I’ve been here since the great Reddit Exodus and have seen some good and some bad.
What have you liked and disliked about being on Lemmy so far?
Do you see your usage going up or down?
I’ve been here since the great Reddit Exodus and have seen some good and some bad.
What have you liked and disliked about being on Lemmy so far?
Do you see your usage going up or down?
Needs more posts.
I don’t see as many insightful comments as I did on Reddit, but that’s just a function of the number of comments/users.
I like that there are enough posts to keep me entertained.
There’s a lot of smart people here, but I feel you’re correct. There’s no need for smart people to show themselves when everybody agrees with them or they’re afraid to give a dissenting opinion.
It feels like we’re all knowledge workers. I fit into the middle aged, D&D playing, politically left, software developing dad demographic. It feels like most of the posters here check many of the same boxes.
As someone who is not, boy does it get annoying hearing shit like “just change jobs and you’ll get a big raise!”
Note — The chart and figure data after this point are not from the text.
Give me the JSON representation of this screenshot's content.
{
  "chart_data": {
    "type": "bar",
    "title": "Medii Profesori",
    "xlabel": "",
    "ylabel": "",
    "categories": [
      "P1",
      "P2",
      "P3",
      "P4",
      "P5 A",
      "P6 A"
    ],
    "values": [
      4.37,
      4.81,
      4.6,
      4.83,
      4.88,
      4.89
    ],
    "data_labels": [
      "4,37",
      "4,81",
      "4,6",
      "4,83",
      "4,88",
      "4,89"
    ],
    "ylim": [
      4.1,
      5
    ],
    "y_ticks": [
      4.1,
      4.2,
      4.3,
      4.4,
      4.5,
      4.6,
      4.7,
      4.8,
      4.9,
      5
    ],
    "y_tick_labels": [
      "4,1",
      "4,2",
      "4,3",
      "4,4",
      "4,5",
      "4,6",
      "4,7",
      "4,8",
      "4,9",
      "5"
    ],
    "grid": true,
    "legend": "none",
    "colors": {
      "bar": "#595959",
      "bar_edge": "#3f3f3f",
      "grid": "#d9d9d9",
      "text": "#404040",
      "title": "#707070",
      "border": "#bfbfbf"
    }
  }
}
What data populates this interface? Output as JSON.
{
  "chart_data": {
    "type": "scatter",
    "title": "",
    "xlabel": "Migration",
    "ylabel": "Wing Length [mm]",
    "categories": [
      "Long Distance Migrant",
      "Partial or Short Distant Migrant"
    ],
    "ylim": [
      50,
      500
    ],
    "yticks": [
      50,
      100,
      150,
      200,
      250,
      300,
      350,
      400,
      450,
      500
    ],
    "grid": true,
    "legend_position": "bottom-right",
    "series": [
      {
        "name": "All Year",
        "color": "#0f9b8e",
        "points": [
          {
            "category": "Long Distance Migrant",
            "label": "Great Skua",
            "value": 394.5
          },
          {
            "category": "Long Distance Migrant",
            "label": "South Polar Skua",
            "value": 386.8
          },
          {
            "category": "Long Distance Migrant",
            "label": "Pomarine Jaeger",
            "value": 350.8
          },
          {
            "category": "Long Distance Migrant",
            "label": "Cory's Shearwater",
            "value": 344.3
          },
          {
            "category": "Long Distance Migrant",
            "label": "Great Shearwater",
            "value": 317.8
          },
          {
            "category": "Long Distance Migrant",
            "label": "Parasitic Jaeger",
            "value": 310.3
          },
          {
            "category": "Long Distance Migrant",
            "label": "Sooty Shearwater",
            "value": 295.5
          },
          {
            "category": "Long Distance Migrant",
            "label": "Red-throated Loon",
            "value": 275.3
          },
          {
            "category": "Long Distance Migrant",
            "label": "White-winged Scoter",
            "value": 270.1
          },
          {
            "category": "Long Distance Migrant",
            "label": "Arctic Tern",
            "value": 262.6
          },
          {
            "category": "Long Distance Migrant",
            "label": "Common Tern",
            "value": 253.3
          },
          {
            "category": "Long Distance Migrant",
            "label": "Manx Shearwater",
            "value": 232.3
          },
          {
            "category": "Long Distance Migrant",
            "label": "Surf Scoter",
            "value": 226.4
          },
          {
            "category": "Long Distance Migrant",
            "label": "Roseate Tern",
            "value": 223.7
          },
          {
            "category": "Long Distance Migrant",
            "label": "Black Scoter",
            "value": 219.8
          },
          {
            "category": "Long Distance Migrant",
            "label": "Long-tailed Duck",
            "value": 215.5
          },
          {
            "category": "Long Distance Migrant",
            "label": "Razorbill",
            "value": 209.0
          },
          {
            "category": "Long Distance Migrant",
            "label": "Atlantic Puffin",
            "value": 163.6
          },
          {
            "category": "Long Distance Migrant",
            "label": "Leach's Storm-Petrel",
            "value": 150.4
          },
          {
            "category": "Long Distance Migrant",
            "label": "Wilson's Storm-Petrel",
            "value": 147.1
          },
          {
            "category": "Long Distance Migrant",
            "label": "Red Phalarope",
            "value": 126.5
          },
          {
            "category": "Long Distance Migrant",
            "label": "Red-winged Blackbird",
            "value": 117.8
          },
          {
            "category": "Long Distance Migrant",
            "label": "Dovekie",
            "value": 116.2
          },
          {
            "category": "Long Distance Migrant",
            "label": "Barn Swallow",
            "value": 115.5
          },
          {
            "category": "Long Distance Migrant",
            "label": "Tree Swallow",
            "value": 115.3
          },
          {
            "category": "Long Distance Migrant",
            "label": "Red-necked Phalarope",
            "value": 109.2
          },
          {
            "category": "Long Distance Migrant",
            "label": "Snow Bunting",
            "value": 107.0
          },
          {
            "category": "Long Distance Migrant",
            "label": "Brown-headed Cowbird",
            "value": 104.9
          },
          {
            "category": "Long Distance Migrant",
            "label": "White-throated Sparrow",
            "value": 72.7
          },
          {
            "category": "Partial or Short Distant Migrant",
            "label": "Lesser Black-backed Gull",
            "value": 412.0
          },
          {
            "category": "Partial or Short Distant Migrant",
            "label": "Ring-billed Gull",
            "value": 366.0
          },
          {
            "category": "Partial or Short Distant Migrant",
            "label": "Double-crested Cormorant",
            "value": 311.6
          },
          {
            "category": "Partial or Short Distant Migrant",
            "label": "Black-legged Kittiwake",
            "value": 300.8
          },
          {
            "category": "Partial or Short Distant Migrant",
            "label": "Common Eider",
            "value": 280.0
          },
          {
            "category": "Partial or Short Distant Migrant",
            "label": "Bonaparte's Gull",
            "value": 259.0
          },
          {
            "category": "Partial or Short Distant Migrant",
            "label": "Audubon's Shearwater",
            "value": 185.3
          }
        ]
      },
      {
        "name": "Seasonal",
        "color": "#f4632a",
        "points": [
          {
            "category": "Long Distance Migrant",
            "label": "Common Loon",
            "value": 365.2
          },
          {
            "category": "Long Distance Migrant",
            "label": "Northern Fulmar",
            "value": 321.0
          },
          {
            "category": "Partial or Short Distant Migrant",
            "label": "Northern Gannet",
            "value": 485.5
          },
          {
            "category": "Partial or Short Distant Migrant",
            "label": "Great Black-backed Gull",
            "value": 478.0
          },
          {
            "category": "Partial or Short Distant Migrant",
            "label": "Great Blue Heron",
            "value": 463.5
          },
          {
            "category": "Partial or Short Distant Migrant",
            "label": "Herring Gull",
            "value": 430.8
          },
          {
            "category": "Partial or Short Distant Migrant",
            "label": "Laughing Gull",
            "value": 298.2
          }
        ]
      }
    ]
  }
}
Sorry for that, the software people tend to forget they live in a very comfortable bubble.
The funniest thing is that if people actually decided to “learn to code” as the common mantra goes, software types will be the first hurt as a surplus of labour in their field presses down salaries.
That already happened, at least where I live. I make only slightly less than an entry level dev as a tradesman at a grocery store. And all the dev jobs are in Vancouver where the cost of living is about 30% higher. But they’re not making 30% more than I am.
Well, you certainly have me in that list. I just feel the need to be correct for correct reasons, not just because it makes me feel morally superior. I frequently try to prove myself wrong as an exercise in keeping sharp.
Really insightful or just creative and well-worded variations on what people “already know”?
The latter are very common, even here. Truly insightful comments are vanishingly rare anywhere there’s an up/down vote system.
As an example, if I were to comment on someone’s post about the evils of the Chinese government (with the inevitable mention of Tiananmen Square in 1989) with the truth, that would be downvoted to perdition. Hell, there’s a good chance the post would be removed. I would almost certainly be branded a “tankie”. Because truth is not an issue in populism. Popularity is. And the popular opinion says hundreds to thousands of students were massacred in Tiananmen Square when in reality the truth of the matter is no students were massacred and the massacre that did happen didn’t happen in Tiananmen Square.
You see the real massacre happened several kilometres away and was of protesting labour. The student gathering in Tiananmen Square was a sideshow to the real perceived threat the Chinese government was reacting to. A mild annoyance vs. the perceived existential threat of the nationwide labour protests that even included elements of the PLA. But bring that genuine insight, not just rewarmed and creative expressions of popular opinion, into a thread and you’ll be voted into nothingness.
Lemmy had an opportunity to improve on Reddit. The (openly communist) developers of it decided instead to just make their own Reddit with leftist leanings and blackjack and hookers.